May 23, 2026, 1:18:40 AMMay 23

to pdfium

Hi Lei,

Thanks for the points, I agree that there are indeed risks associated with adding a whole new suite of APIs (as with any API). This is especially valid for something that is so dynamic. However there are points that can be mostly addressed through better API design.

To frame this concretely upfront: if we have a formula one car and it is designed poorly, it obviously would require a lot of changes in terms of engine components, aero surfaces etc. But if we have a better designed formula one car (Think red bull 2023 :)) then we'd need less maintenance as a whole. Our current api gives embedders access to the output from our main computer - the speed, brake input, current gear and allows them to write to some of these as well. Dictionaries would let them understand the engine further, and if the computer (api) is built well enough, it won't need as much maintenance as it would already be robust enough to prevent these bugs.

Yes, PDFium does manipulate CPDF_Objects (and hence dictionaries) internally, however this can be addressed by smarter api design. For example, if it is possible that a CPDF_Object may be deleted and hence the dictionary as well, it is always possible to CTOR a new CPDF_Dictionary when requested with the needed keys. This is also part of the reason the initial APIs are read-only for now and write support is probably something we can consider a bit further down once we figure out a better way to get this to work. The use of these copies also helps to mitigate UAFs and reduce the unexpected behaviour (although one issue of this is the embedder may only get a "snapshot" of the dictionary).

The churn concern is real, but it's worth noting that the churn already exists; it's just happening invisibly on the embedder side. Pypdfium is already running qpdf alongside PDFium to compensate and other embedders may also be facing similar issues. This is not zero maintenance, it's just maintenance we can't see or control. This would likely be anyway caught by tests if the change is extremely significant and it is part of the reason why the APIs themselves are "Experimental" and can change at any time. When embedders implement these apis that are experimental it is likely they understand that they could change as it is defined in the api documentation.

Moreover, wouldn't adding more public APIs for each individual use case an embedder may need also add to the churn? I feel by doing this we are not removing the churn, only moving it to the API-side.

About the potential for bugs, while any public API can have the potential for bugs, the dynamics of the dictionaries increase the potential surface area, however again this could also be kept in mind while designing the API. Shadow copies and an initial read only phase act as a sort of "waterfall" for this feature. This could also be maybe coupled with a feature flag (or a bool that we can control to disable API if anything goes out of hand). About long term maintenance, the amount of maintenance might be high if the API isn't designed in a sufficiently robust manner, however it reduces the need to add many other additional APIs for each use case an embedder may need.
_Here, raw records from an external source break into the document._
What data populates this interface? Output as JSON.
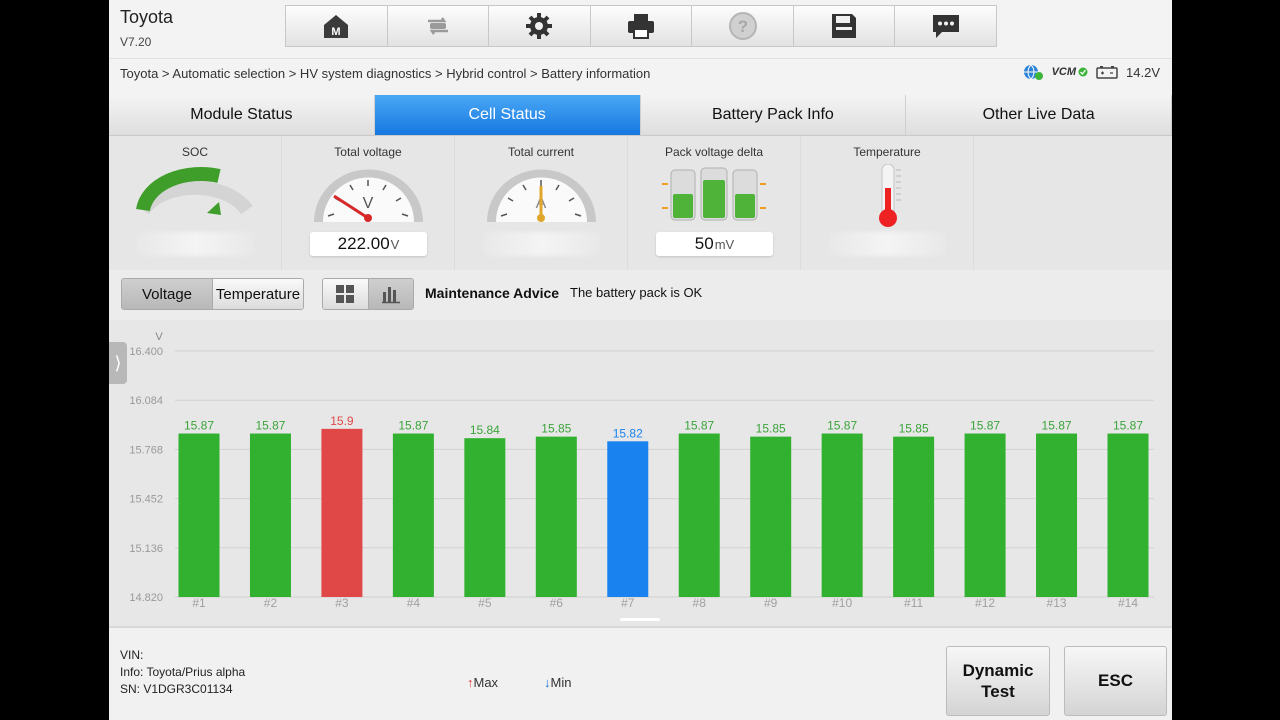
{
  "app": {
    "title": "Toyota",
    "version": "V7.20"
  },
  "toolbar": {
    "icons": [
      "home-icon",
      "vehicle-swap-icon",
      "settings-gear-icon",
      "printer-icon",
      "help-icon",
      "save-icon",
      "message-icon"
    ]
  },
  "breadcrumb": "Toyota > Automatic selection > HV system diagnostics > Hybrid control > Battery information",
  "status": {
    "vcm_label": "VCM",
    "battery_voltage": "14.2V"
  },
  "tabs": [
    {
      "label": "Module Status",
      "active": false
    },
    {
      "label": "Cell Status",
      "active": true
    },
    {
      "label": "Battery Pack Info",
      "active": false
    },
    {
      "label": "Other Live Data",
      "active": false
    }
  ],
  "gauges": {
    "soc": {
      "label": "SOC"
    },
    "total_voltage": {
      "label": "Total voltage",
      "value": "222.00",
      "unit": "V",
      "dial_letter": "V"
    },
    "total_current": {
      "label": "Total current",
      "dial_letter": "A"
    },
    "pack_delta": {
      "label": "Pack voltage delta",
      "value": "50",
      "unit": "mV"
    },
    "temperature": {
      "label": "Temperature"
    }
  },
  "controls": {
    "toggles": [
      {
        "label": "Voltage",
        "active": true
      },
      {
        "label": "Temperature",
        "active": false
      }
    ],
    "advice_label": "Maintenance Advice",
    "advice_text": "The battery pack is OK"
  },
  "chart_data": {
    "type": "bar",
    "ylabel": "V",
    "ylim": [
      14.82,
      16.4
    ],
    "yticks": [
      "16.400",
      "16.084",
      "15.768",
      "15.452",
      "15.136",
      "14.820"
    ],
    "categories": [
      "#1",
      "#2",
      "#3",
      "#4",
      "#5",
      "#6",
      "#7",
      "#8",
      "#9",
      "#10",
      "#11",
      "#12",
      "#13",
      "#14"
    ],
    "values": [
      15.87,
      15.87,
      15.9,
      15.87,
      15.84,
      15.85,
      15.82,
      15.87,
      15.85,
      15.87,
      15.85,
      15.87,
      15.87,
      15.87
    ],
    "labels": [
      "15.87",
      "15.87",
      "15.9",
      "15.87",
      "15.84",
      "15.85",
      "15.82",
      "15.87",
      "15.85",
      "15.87",
      "15.85",
      "15.87",
      "15.87",
      "15.87"
    ],
    "max_index": 2,
    "min_index": 6,
    "colors": {
      "normal": "#31b12f",
      "max": "#e04848",
      "min": "#1a82ee",
      "label_normal": "#3aa43a",
      "label_max": "#e04848",
      "label_min": "#1a82ee"
    }
  },
  "footer": {
    "vin": "VIN:",
    "info": "Info: Toyota/Prius alpha",
    "sn": "SN: V1DGR3C01134",
    "legend_max": "Max",
    "legend_min": "Min",
    "dynamic_test_line1": "Dynamic",
    "dynamic_test_line2": "Test",
    "esc": "ESC"
  }
}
Compared to a purpose-built API per embedder use case, a single well-designed dictionary API is actually the shorter maintenance tail, not the longer one. It is not like that level of design isn't possible, other libraries such as qpdf have been able to bring about such APIs.

If it helps, I am willing to create a document of more possible API designs (like a design-doc of sorts) so we can spend time creating the "better designed Formula 1 car" and explore the potential implications of the design.

Thanks!

- Aryan

geisserml

unread,

May 23, 2026, 8:09:53 AMMay 23

to pdfium

Again thanks for the explanation, Lei.
Since I only use PDFium's surface, I was completely unaware of these valid concerns.

FWIW I believe it is theoretically possible to build a PDF library in a way that provides both low-level and higher-level access (qpdf shows it is), but I acknowledge the difficulties in trying to hack this into an existing library that may not have been designed for that use from the ground up.

Aryan Krishnan

unread,

May 23, 2026, 11:52:47 AMMay 23

to pdfium

In hindsight I feel I may have slightly downplayed these concerns in my last message, just want to correct that here:

These concerns are more fundamental than my earlier message may have made them sound. Especially after the discussing here, I believe the core challenge is shifting more towards the "how do we implement it" side of things. It is possible in theory, but what would be impacted in practice? This is one major question that is left unanswered.

I still believe that there will be quite a major impact on the embedders through the addition of this feature but simultaneously it is difficult to retrofit in such a feature to an engine not designed around stable access to CPDF_Objects/Dictionaries. I believe the most productive next step for this feature is to think through the API in a more concrete manner - lifetimes, UAFs, invalidation, and what should/shouldn't be publicly exposed. As I mentioned previously I'd like to take some time thinking through this, mostly as a design exercise but also to look for some potential options for such an API.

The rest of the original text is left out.